The boat has a draft of 5.58 ft with the standard keel, 4.76 ft with the optional shoal draft keel and 6.89 ft with the optional deep draft keel.

The boat is fitted with a Swedish Volvo diesel engine of 80 hp for docking and manoeuvring. The fuel tank holds 53 u.s.gal and the fresh water tank has a capacity of 154 u.s.gal.

The design has sleeping accommodation for four to six people with two and three cabin interiors. The two cabin arrangement has a double "V"-berth in the bow cabin, a U-shaped settee and a straight settee in the main salon and an aft cabin with a transverse double berth on the port side. The galley is located on the starboard side at the companionway ladder. The galley is U-shaped and is equipped with a three-burner stove, a refrigerator, freezer and a double sink. A navigation station is opposite the galley, on the port side. There are two heads, one in the bow cabin on the starboard side and one on the port side aft. The three cabin interior adds a second aft cabin to starboard and moves the galley into the main salon for access. Cabin headroom is 77 in.

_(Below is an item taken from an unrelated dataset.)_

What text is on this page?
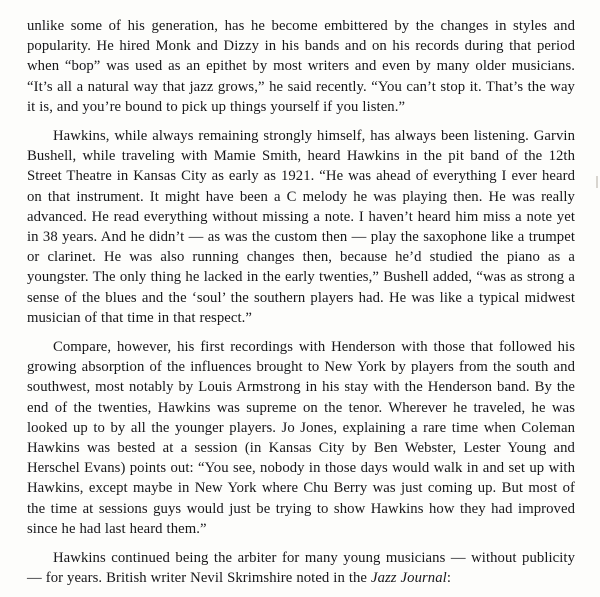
unlike some of his generation, has he become embittered by the changes in styles and popularity. He hired Monk and Dizzy in his bands and on his records during that period when “bop” was used as an epithet by most writers and even by many older musicians. “It’s all a natural way that jazz grows,” he said recently. “You can’t stop it. That’s the way it is, and you’re bound to pick up things yourself if you listen.”

Hawkins, while always remaining strongly himself, has always been listening. Garvin Bushell, while traveling with Mamie Smith, heard Hawkins in the pit band of the 12th Street Theatre in Kansas City as early as 1921. “He was ahead of everything I ever heard on that instrument. It might have been a C melody he was playing then. He was really advanced. He read everything without missing a note. I haven’t heard him miss a note yet in 38 years. And he didn’t — as was the custom then — play the saxophone like a trumpet or clarinet. He was also running changes then, because he’d studied the piano as a youngster. The only thing he lacked in the early twenties,” Bushell added, “was as strong a sense of the blues and the ‘soul’ the southern players had. He was like a typical midwest musician of that time in that respect.”

Compare, however, his first recordings with Henderson with those that followed his growing absorption of the influences brought to New York by players from the south and southwest, most notably by Louis Armstrong in his stay with the Henderson band. By the end of the twenties, Hawkins was supreme on the tenor. Wherever he traveled, he was looked up to by all the younger players. Jo Jones, explaining a rare time when Coleman Hawkins was bested at a session (in Kansas City by Ben Webster, Lester Young and Herschel Evans) points out: “You see, nobody in those days would walk in and set up with Hawkins, except maybe in New York where Chu Berry was just coming up. But most of the time at sessions guys would just be trying to show Hawkins how they had improved since he had last heard them.”

Hawkins continued being the arbiter for many young musicians — without publicity — for years. British writer Nevil Skrimshire noted in the Jazz Journal:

The design has a hull speed of 8.32 kn and a PHRF handicap of 93 to 132 for the standard keel model and 114 to 138 for the shoal draft model.

==Operational history==
In a 2009 review, Yachting Monthly reported, "under sail, her performance is an improvement on the rather sedate 411, but still steady as opposed to remarkable. Nonetheless, she is easy on the helm, well-balanced and stiff, and her sails are easily handled by large winches. Under power she handles easily, although poor soundproofing means high noise levels, especially down below."

In a 2003 Cruising World review, Jeremy McGeary wrote, "disguising the outside appearance of copious volume is an art in itself, and here Groupe Finot, the designer of the Beneteau 423, demonstrates its finesse by masking the boat's generous freeboard. The long waterline and boot top painted high on the hull help, and so too does a well-placed cove line, especially when it's broken by hull ports. But it’s the cabin trunk that’s the saving grace. It has a line that’s interesting enough that it draws the eye away from the topsides. All in all, Finot has tackled the looks of this model in style."

In a 2003 Sail Magazine review noted, "the 423's considerable beam is carried well aft and allows for a wide cockpit; seats are teak trimmed, the coamings are tall enough and angled outboard for comfort, and the walk-through transom makes it easy to board the boat from a dinghy. The deck layout is efficient. Under sail the boat settled into a comfortable groove, was light and responsive to steer, and cut a smooth wake in the light winds of our test. With its smooth helm, surprisingly nimble hull, and attractive features, the 423 successfully offers more for less."